Une première version s'est intéressée à la sylviculture, lauréate du concours d'innovation I-Nov 2021. Cette ferme verticale à destination des pépiniéristes ou des instituts de recherche forestiers, autonome en eau et en énergie, dispose de chambres de culture de 20 m² qui peuvent faire pousser jusqu'à 5.000 plants choisis pour leur rapidité de croissance et leur résistance. Une innovation qui fait partie des cinq initiatives choisies par la Commission 2030 pour représenter la France à l'ONU lors du Forum politique de haut niveau des Nations Unies pour le Développement durable qui se tiendra le 18 juillet à New York.

D'autres versions se concentrent sur les pieds de vigne ou encore les fraises des bois. "Nous faisons de la prestation agronomique pour nos clients qui viennent avec leurs problématiques. En fonction, nos chercheurs créent un protocole expérimental que nous déployons dans notre centre de phénotypage de Besançon. A l'issue de cette première phase, les paramètres nécessaires à faire grandir le plant avec la qualité voulue sont intégrés dans une ferme 4.0 conçue en interne afin de permettre une production plus industrielle, en complémentarité du champ ou de la serre existante." Voilà pour le process.

Les molécules d'intérêt

Lequel adresse aussi le secteur de la parfumerie. A cet égard, l'intégration le 21 mars dernier de la jeune pousse au sein de l'accélérateur Villa Blu du groupe Robertet, spécialisé dans les parfums et arômes, leader mondial des ingrédients naturels basé à Grasse, avec 703 millions d'euros de chiffre d'affaires en 2022 pour 2.233 collaborateurs, lui ouvre des perspectives évidentes. "Nous souhaitons travailler avec eux sur la molécule d'intérêt de la plante que l'on extrait pour faire le parfum.

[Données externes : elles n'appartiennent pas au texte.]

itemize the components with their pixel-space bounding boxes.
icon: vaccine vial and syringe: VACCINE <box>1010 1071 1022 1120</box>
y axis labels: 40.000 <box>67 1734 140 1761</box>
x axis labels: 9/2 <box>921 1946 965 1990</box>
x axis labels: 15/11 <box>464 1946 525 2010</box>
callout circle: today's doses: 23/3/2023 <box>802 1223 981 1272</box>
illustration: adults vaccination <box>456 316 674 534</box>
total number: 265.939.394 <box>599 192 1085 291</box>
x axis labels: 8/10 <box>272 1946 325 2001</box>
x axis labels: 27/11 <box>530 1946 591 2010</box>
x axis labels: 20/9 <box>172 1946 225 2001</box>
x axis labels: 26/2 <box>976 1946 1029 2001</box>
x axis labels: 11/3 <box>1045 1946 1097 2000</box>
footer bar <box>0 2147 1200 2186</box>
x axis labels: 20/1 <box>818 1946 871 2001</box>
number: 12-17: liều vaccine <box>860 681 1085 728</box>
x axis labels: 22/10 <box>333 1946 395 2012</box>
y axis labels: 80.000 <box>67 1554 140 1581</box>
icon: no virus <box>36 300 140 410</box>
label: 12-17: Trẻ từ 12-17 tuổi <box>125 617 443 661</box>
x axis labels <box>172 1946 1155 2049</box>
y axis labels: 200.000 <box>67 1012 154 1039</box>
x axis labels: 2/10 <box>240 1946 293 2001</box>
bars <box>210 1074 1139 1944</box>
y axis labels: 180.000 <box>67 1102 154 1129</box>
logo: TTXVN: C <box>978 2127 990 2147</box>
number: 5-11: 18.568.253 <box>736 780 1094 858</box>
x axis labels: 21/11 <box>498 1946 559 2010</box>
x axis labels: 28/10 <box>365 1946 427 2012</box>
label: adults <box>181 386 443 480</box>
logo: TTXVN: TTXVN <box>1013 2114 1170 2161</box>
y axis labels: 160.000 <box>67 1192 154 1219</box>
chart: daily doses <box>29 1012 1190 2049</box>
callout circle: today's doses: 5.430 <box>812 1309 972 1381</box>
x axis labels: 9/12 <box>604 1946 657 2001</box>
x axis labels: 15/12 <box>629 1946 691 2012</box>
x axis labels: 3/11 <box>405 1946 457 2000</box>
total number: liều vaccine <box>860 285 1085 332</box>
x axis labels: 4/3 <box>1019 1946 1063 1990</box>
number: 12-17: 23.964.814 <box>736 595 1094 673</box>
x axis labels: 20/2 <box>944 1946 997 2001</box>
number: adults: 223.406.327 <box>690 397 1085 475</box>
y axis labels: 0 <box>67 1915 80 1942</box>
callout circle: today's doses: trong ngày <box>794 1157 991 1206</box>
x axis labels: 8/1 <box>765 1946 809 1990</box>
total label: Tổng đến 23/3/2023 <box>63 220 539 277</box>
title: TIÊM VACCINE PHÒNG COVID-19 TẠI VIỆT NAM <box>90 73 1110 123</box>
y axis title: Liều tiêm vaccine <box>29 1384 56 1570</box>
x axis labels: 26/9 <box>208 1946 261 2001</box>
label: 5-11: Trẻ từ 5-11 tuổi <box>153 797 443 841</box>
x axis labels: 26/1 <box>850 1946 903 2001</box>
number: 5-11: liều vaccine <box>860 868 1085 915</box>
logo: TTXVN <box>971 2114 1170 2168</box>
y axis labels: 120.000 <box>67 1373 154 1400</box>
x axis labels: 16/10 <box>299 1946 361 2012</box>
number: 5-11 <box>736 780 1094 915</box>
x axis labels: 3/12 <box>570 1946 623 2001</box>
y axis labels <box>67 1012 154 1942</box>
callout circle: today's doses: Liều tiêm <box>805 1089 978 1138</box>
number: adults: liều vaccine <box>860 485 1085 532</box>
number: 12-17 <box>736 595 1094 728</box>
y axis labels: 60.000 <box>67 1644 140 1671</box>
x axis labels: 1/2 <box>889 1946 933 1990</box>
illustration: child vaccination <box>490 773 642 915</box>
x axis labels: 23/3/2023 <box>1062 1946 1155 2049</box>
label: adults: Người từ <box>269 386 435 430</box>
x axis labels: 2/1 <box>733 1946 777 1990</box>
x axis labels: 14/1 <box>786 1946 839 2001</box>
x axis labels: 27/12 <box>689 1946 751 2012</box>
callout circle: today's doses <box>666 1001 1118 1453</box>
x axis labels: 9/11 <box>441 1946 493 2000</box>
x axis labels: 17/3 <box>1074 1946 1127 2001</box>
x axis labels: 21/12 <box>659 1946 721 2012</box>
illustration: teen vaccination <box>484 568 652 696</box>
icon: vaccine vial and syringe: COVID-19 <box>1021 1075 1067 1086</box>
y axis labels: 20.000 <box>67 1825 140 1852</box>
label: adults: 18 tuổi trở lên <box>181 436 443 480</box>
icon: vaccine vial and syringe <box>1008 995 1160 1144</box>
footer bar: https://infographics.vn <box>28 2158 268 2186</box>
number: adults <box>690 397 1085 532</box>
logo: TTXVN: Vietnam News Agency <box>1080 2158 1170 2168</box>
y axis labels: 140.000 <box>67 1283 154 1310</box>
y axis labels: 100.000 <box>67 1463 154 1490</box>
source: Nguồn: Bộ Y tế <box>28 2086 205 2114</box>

C'est une problématique différente car on ne va pas chercher ce qui est nécessaire à son évolution ou à sa reproduction, mais à la production de cette ou ces molécules qui peuvent être du déchet." L'autre avantage à cette accélération, l'écosystème des ingrédients de Robertet, qui "va nous renseigner sur les ingrédients qui demain auront de la valeur."

A ce jour, l'activité de Farm3 est exclusivement centrée sur la phase recherche et prestation de services. "Notre priorité est d'expérimenter un maximum de problématiques pour engranger le plus de connaissance possible". Cependant "tous nos clients nous ont fait part de leur volonté d'aller jusqu'à la ferme de production sur mesure une fois les résultats de recherche finalisés", avance Romain Schmitt. Lequel vise un équilibre entre l'activité recherche et l'activité production dès 2026. En attendant, l'entreprise qui emploie 14 personnes table sur un chiffre d'affaires de 500.000 euros à la fin de l'exercice en cours. "Nous en avons déjà réalisé la moitié". Elle est également bien engagée dans un processus de levée de fonds, d'un montant espéré de 4 millions d'euros, qui selon le dirigeant, devrait se conclure à l'automne.